Boclair: Running on empty

Sunday, January 15, 2012 at 10:40pm

All it takes is a quick look at recent NFL rushing statistics to realize that the AFC South has a leg up on the rest of the league when it comes to running the ball.

It is now three years in a row that a back out of that division has led the league in rushing yards. Jacksonville’s Maurice Jones-Drew did it in 2011. He followed Houston’s Arian Foster in 2010 and Tennessee’s Chris Johnson in 2009. Foster and Jones-Drew, in fact, were first and second, respectively, in 2010.

Such a streak is unprecedented in the NFL’s current eight-division alignment and not exactly a common occurrence in the preceding years.

It also suggests, though, that the AFC South actually is out of step with the other seven divisions.

Blame it on Peyton Manning.

The Indianapolis Colts quarterback effectively paved the way for the current pass-happy state of affairs in the league. His proficiency at the line of scrimmage and efficiency in delivering the ball helped make the forward pass more fashionable than ever. Rules changes did not hurt either.

Fourteen years after Manning entered the NFL we just completed a regular season in which Drew Brees set the single-season passing record, Aaron Rodgers set the mark for passer rating and three quarterbacks (Brees, Tom Brady and Matthew Stafford) threw for more than 5,000 yards. Before 2011, there had been just two 5,000-yard passing seasons total.

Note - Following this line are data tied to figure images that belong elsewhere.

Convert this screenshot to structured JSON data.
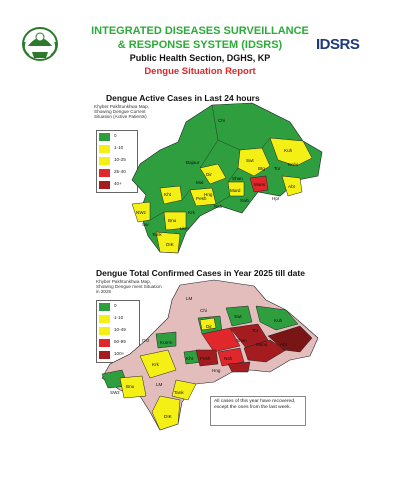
{
  "header": {
    "title_line1": "INTEGRATED DISEASES SURVEILLANCE",
    "title_line2": "& RESPONSE SYSTEM (IDSRS)",
    "subtitle": "Public Health Section, DGHS, KP",
    "report_title": "Dengue Situation Report",
    "right_logo_text": "IDSRS"
  },
  "colors": {
    "title_green": "#2eaa3a",
    "report_red": "#e0272b",
    "zero": "#2e9e3f",
    "low": "#f4ef14",
    "mid": "#e0272b",
    "high": "#a51c20",
    "top": "#7a1515",
    "none": "#e3bcbc"
  },
  "map1": {
    "title": "Dengue Active Cases in Last 24 hours",
    "caption": "Khyber Pakhtunkhwa Map, Showing Dengue Current Situation (Active Patients)",
    "legend": [
      {
        "label": "0",
        "color": "#2e9e3f"
      },
      {
        "label": "1-10",
        "color": "#f4ef14"
      },
      {
        "label": "10-25",
        "color": "#f4ef14"
      },
      {
        "label": "25-40",
        "color": "#e0272b"
      },
      {
        "label": "40+",
        "color": "#a51c20"
      }
    ],
    "district_labels": [
      "Chi",
      "Kuh",
      "Dir",
      "Swt",
      "Tor",
      "Bajaur",
      "Mal",
      "Shan",
      "Btg",
      "Kolai",
      "Mans",
      "Abt",
      "Hpr",
      "Mard",
      "Swb",
      "Pesh",
      "Nsh",
      "Kht",
      "Krk",
      "Bnu",
      "NWz",
      "Lkm",
      "Tank",
      "DIK",
      "Sw",
      "Hng"
    ]
  },
  "map2": {
    "title": "Dengue Total Confirmed Cases in Year 2025 till date",
    "caption": "Khyber Pakhtunkhwa Map, Showing Dengue ment Situation in 2025",
    "legend": [
      {
        "label": "0",
        "color": "#2e9e3f"
      },
      {
        "label": "1-10",
        "color": "#f4ef14"
      },
      {
        "label": "10-49",
        "color": "#f4ef14"
      },
      {
        "label": "50-99",
        "color": "#e0272b"
      },
      {
        "label": "100+",
        "color": "#a51c20"
      }
    ],
    "district_labels": [
      "LM",
      "Chi",
      "Dir",
      "Swt",
      "Tor",
      "Kuh",
      "Shan",
      "Mans",
      "Abt",
      "Pesh",
      "Nsh",
      "Kht",
      "Krk",
      "Bnu",
      "Kurrm",
      "SWz",
      "LM",
      "Tank",
      "DIK",
      "Hng",
      "Orz"
    ],
    "note": "All cases of this year have recovered, except the ones from the last week."
  }
}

Given that Brees and Rogers led their teams to the last two Super Bowl victories, it is clear the trend is not likely to wane anytime soon. In other words, all of this fancy passing is not some sort of passing fancy.

The rest of the league, of course, does not have to face Manning twice a season the way the Titans, Texans and Jaguars do.

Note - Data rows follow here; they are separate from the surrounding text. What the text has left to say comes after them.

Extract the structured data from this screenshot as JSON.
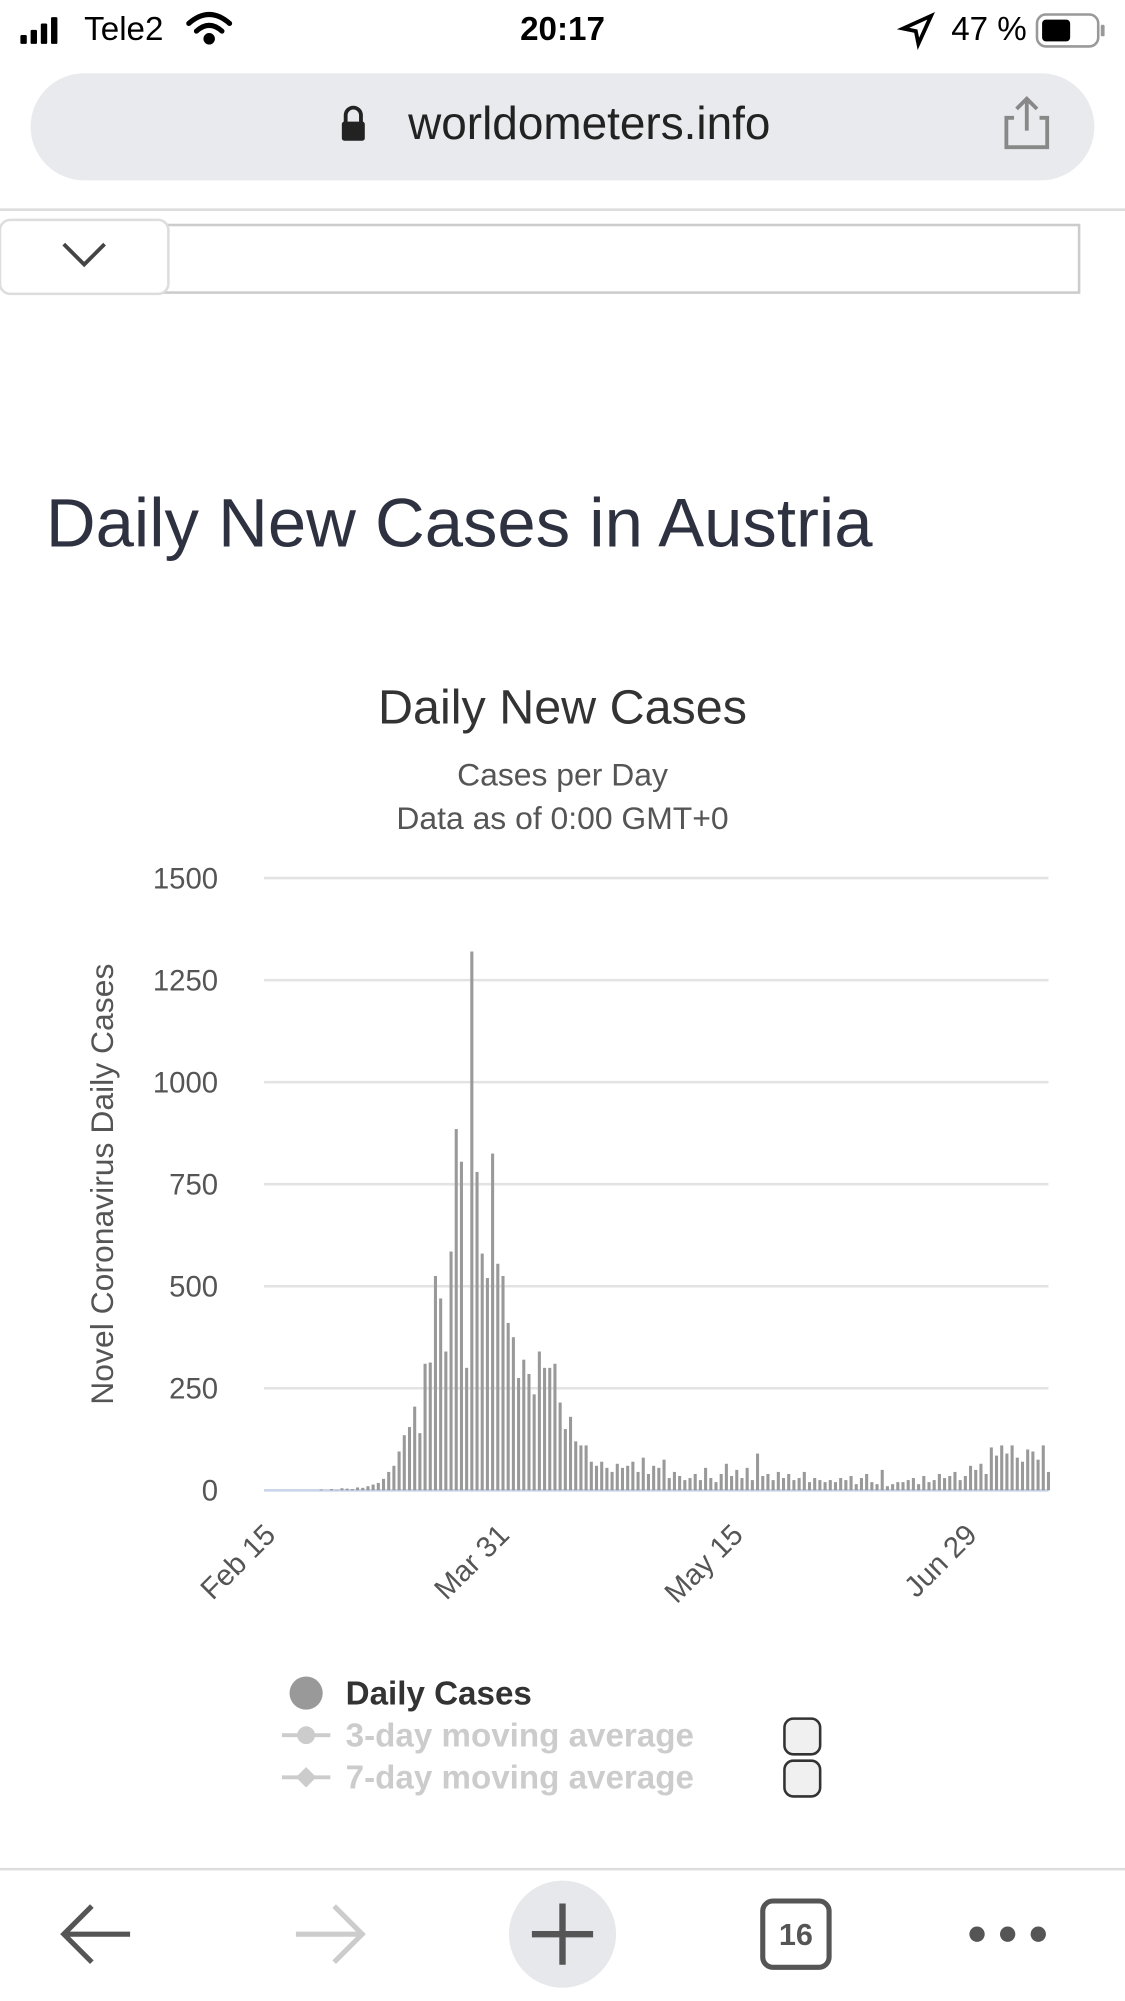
{
  "status_bar": {
    "carrier": "Tele2",
    "time": "20:17",
    "battery": "47 %"
  },
  "browser": {
    "url": "worldometers.info",
    "tabs": "16"
  },
  "heading": "Daily New Cases in Austria",
  "chart_data": {
    "type": "bar",
    "title": "Daily New Cases",
    "subtitle": "Cases per Day",
    "note": "Data as of 0:00 GMT+0",
    "y_label": "Novel Coronavirus Daily Cases",
    "categories": [
      "Feb 15",
      null,
      null,
      null,
      null,
      null,
      null,
      null,
      null,
      null,
      null,
      null,
      null,
      null,
      null,
      null,
      null,
      null,
      null,
      null,
      null,
      null,
      null,
      null,
      null,
      null,
      null,
      null,
      null,
      null,
      null,
      null,
      null,
      null,
      null,
      null,
      null,
      null,
      null,
      null,
      null,
      null,
      null,
      null,
      null,
      "Mar 31",
      null,
      null,
      null,
      null,
      null,
      null,
      null,
      null,
      null,
      null,
      null,
      null,
      null,
      null,
      null,
      null,
      null,
      null,
      null,
      null,
      null,
      null,
      null,
      null,
      null,
      null,
      null,
      null,
      null,
      null,
      null,
      null,
      null,
      null,
      null,
      null,
      null,
      null,
      null,
      null,
      null,
      null,
      null,
      null,
      "May 15",
      null,
      null,
      null,
      null,
      null,
      null,
      null,
      null,
      null,
      null,
      null,
      null,
      null,
      null,
      null,
      null,
      null,
      null,
      null,
      null,
      null,
      null,
      null,
      null,
      null,
      null,
      null,
      null,
      null,
      null,
      null,
      null,
      null,
      null,
      null,
      null,
      null,
      null,
      null,
      null,
      null,
      null,
      null,
      null,
      "Jun 29",
      null,
      null,
      null,
      null,
      null,
      null,
      null,
      null,
      null,
      null,
      null,
      null,
      null,
      null,
      null,
      null
    ],
    "series": [
      {
        "name": "Daily Cases",
        "color": "#999999",
        "values": [
          0,
          0,
          0,
          0,
          0,
          0,
          0,
          0,
          0,
          0,
          0,
          2,
          0,
          3,
          1,
          5,
          4,
          3,
          7,
          6,
          10,
          14,
          18,
          28,
          45,
          60,
          95,
          135,
          155,
          205,
          140,
          310,
          313,
          525,
          470,
          340,
          585,
          885,
          805,
          300,
          1320,
          780,
          580,
          520,
          825,
          555,
          525,
          410,
          375,
          275,
          320,
          285,
          235,
          340,
          300,
          300,
          310,
          215,
          150,
          180,
          120,
          110,
          110,
          70,
          60,
          70,
          55,
          45,
          65,
          55,
          60,
          70,
          45,
          80,
          40,
          60,
          55,
          75,
          30,
          45,
          35,
          25,
          30,
          40,
          25,
          55,
          30,
          20,
          40,
          65,
          35,
          50,
          30,
          55,
          25,
          90,
          35,
          40,
          25,
          45,
          30,
          40,
          25,
          30,
          45,
          20,
          30,
          25,
          20,
          25,
          20,
          30,
          25,
          35,
          15,
          30,
          40,
          20,
          15,
          50,
          10,
          15,
          20,
          20,
          25,
          30,
          15,
          35,
          20,
          25,
          40,
          30,
          35,
          45,
          25,
          35,
          60,
          50,
          65,
          40,
          105,
          85,
          110,
          90,
          110,
          80,
          70,
          100,
          95,
          75,
          110,
          45
        ]
      }
    ],
    "hidden_series": [
      "3-day moving average",
      "7-day moving average"
    ],
    "ylim": [
      0,
      1500
    ],
    "yticks": [
      0,
      250,
      500,
      750,
      1000,
      1250,
      1500
    ],
    "grid": true
  }
}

Rather than mimic Manning’s approach or try to beat him at his own game, those teams obviously made up their minds somewhere along the way to do the opposite. The idea was that the ability to run the ball consistently would allow them to control the clock, keep the ball out of Manning’s hands and limit his opportunities to put points on the board.

That approach has become so pervasive that the Titans stuck with it in 2011 even when it was counterproductive and clear to everyone that Johnson was no threat to win another rushing title.

Then again, the argument can be made that it never really has paid off for any of those three teams.

The individual rushing crowns of Johnson, Foster and Jones-Drew did not translate into playoff berths for their teams — or even winning records, for that matter. Tennessee went 8-8 in 2009, Houston was 6-10 in 2010 and Jacksonville went 5-11 in 2011.

It’s not as if they have had much postseason success when they’ve gotten there either. The Titans won one playoff game each in 2002 and 2003, the first two years of the AFC South, and none since. The Jaguars won once in 2005. The Texans never even played beyond the regular season until now.

Manning and the Colts, on the other hand, racked up division title after division title and made it to the Super Bowl twice, with one victory.

Everyone knows that if you can’t beat them, join them.

The Titans, Texans and Jaguars had a hard enough time trying to beat Manning over the years. Now they’re faced with a league in which the majority of teams throw the ball just as often, if not more than he does.

It is time to join the party and run from their recent past.